A couple of days ago I was having a coffee at the National Art Gallery in Caracas. When I finished, I had to go to the Central University of Venezuela to meet some people. The National Art Gallery is close to the Bellas Artes subway station, and the University is about three stations away, but making a terrible change of train. I didn’t feel like getting nudges and shoves, so I said to myself, “Well, I’m going to walk.”
On the way I came across a fork, or I was going along the boulevard of Quebrada Honda (my usual route) or I was entering the leafy Los Caobos Park. I doubted that when I crossed the park there was an open door that would allow me to continue my way to the university, but I decided to go through the park anyway; I thought that if I had to return, the walk between nature and silence would have rewarded the lost time.

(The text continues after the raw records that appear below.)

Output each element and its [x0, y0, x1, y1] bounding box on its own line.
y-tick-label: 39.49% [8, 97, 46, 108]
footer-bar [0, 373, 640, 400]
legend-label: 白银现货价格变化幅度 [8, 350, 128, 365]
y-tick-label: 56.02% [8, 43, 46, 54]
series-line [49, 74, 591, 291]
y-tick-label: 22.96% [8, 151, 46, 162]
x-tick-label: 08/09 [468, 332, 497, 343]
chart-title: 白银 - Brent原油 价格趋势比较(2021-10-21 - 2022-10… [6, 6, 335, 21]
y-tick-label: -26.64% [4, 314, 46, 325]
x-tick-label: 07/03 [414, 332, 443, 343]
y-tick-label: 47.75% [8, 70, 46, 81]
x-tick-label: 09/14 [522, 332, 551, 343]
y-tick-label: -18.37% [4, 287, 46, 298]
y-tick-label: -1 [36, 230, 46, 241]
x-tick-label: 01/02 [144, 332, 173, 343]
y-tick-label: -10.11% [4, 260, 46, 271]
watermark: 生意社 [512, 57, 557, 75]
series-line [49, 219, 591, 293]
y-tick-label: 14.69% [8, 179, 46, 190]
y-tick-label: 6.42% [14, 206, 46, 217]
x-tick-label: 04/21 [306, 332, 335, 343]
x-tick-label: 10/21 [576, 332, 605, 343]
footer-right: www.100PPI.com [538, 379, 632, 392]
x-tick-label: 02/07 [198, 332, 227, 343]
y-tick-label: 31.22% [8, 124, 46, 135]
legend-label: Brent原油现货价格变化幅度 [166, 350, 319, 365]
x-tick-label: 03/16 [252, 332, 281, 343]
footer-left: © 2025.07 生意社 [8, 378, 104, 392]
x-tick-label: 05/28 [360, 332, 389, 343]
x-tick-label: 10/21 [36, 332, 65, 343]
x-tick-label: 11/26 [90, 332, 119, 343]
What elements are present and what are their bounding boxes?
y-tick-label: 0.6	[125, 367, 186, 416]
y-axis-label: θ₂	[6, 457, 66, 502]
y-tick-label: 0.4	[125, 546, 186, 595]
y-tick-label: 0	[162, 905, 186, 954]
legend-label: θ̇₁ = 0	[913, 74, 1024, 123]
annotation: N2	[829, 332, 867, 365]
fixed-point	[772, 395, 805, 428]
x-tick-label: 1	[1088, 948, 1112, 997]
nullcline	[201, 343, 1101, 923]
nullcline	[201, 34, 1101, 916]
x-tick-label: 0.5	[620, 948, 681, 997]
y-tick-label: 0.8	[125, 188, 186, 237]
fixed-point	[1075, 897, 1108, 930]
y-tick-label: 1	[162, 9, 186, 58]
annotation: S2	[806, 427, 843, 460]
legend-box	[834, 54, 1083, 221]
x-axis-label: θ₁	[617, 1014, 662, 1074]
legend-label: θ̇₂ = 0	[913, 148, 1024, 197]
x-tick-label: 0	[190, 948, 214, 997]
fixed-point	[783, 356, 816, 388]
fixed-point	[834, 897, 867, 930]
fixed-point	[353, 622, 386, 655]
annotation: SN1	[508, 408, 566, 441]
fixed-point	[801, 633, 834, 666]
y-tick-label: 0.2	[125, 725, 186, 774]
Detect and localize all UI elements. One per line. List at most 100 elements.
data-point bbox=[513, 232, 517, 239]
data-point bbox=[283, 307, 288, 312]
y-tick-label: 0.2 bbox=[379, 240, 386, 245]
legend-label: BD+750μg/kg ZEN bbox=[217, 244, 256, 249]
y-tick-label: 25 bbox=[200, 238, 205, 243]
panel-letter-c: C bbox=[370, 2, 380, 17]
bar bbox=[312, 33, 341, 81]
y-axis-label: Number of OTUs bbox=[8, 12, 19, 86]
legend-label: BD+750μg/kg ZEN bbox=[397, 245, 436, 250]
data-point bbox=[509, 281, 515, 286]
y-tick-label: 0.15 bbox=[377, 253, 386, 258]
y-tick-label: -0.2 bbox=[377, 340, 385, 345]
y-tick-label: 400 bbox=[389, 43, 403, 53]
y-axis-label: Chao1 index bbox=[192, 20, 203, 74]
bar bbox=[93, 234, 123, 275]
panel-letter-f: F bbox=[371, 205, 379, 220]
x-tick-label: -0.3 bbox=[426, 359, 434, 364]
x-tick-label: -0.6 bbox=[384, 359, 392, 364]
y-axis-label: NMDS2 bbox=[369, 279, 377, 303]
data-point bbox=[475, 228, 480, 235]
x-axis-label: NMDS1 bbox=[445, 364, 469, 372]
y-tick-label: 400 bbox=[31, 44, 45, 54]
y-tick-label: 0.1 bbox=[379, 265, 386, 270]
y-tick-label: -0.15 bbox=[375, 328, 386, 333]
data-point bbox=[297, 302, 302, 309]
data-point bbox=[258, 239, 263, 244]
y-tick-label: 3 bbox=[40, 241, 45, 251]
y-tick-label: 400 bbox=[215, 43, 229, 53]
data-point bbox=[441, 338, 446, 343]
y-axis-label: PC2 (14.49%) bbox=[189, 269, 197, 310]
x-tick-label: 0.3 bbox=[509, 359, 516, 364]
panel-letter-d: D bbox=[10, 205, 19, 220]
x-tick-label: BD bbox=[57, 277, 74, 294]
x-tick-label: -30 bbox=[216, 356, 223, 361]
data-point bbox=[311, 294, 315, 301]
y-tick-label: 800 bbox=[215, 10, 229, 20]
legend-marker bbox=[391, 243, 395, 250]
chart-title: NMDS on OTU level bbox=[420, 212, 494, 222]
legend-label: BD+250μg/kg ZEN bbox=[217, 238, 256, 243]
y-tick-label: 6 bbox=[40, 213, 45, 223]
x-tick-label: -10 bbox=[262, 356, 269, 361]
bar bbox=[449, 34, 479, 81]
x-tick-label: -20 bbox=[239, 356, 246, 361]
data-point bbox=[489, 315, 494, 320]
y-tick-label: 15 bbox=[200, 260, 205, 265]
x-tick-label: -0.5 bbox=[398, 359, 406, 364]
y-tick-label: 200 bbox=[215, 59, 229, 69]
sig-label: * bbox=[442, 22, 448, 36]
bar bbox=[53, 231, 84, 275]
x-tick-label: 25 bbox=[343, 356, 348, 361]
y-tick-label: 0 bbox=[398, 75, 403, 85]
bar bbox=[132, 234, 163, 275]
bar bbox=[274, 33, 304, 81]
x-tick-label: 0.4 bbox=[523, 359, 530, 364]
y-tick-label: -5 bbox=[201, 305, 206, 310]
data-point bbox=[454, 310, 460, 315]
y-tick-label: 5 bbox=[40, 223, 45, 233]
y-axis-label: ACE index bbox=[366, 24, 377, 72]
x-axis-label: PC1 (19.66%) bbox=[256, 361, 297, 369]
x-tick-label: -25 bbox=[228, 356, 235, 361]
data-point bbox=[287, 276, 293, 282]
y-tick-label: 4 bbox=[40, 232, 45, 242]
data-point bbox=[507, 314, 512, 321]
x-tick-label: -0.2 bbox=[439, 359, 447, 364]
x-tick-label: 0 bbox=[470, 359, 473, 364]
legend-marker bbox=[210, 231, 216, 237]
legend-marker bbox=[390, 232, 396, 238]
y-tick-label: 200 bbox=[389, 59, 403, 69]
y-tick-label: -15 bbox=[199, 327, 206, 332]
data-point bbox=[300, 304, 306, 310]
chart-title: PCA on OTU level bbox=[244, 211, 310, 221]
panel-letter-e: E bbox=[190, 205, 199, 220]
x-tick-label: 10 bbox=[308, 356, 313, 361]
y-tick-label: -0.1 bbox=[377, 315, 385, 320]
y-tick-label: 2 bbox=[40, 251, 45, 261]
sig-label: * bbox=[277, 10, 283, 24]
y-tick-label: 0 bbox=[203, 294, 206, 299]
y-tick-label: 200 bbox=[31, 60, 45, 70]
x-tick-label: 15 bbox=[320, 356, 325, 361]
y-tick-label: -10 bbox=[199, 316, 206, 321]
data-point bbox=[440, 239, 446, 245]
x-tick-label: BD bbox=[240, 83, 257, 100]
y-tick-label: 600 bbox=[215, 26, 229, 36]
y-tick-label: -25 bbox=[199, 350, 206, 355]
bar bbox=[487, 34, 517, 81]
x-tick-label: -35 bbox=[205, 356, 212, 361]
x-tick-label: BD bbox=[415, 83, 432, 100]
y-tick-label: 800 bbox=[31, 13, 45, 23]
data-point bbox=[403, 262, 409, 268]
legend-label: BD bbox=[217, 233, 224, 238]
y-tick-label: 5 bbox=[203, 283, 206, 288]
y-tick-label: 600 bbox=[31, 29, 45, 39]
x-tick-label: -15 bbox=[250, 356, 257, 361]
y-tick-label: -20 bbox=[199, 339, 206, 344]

I hadn’t been to Los Caobos Park for a long time, and the surprise I got was quite pleasant. Not only could I enjoy an atmosphere of peace, shade and silence, but on my way I came across the El Venezolano fountain, a beautiful work of art that worked perfectly, expelling jets of water over 3 meters high.
The sound of the water captivated me and I entered a contemplative state for a moment. Reflecting on why I was amazed and glad to see the fountain, I realized that the main reason for my pleasure was to see that the fountain worked. It wasn’t the beautiful life-size sculptures of bodies, it wasn’t the background of trees protecting from the inclement sun, it wasn’t… it was simply that the fountain worked. Then, a few steps later, I thought, “It was the fountain that surprised me, but it could have been anything else that worked. I’m conditioned that nothing is good in this country, and seeing something working, I’m glad.
I immediately felt a sense of frustration and helplessness at living in a country where its citizens are happy to see a serving fountain, a staple product on the shelf of the nearest grocery store, or any simplicity that for anyone else is completely normal. However, I stopped in time and said to myself: “This made me feel good, it doesn’t have to become another complaint. Today I discovered a beautiful place within the city, but how many more won’t there be?
Our negative, tired and defeated attitude serves as a dark veil that prevents us from seeing the beautiful within the chaos. It really exists! There is a hidden Caracas, one waiting to be rediscovered by its inhabitants to be redeemed, respected and cared for by all. We live in dark times, where every detail that nourishes you, no matter how small, is a great treasure that must be valued and used to move forward in the midst of the storm.
For my part, I am going to keep my eyes wide open, rediscover those spaces that I go through every day, fill them with a different meaning that fills me with motivation to continue with my objectives. What if we all did the same thing? Maybe there would be less hard and long faces, maybe spaces would be taken care of more.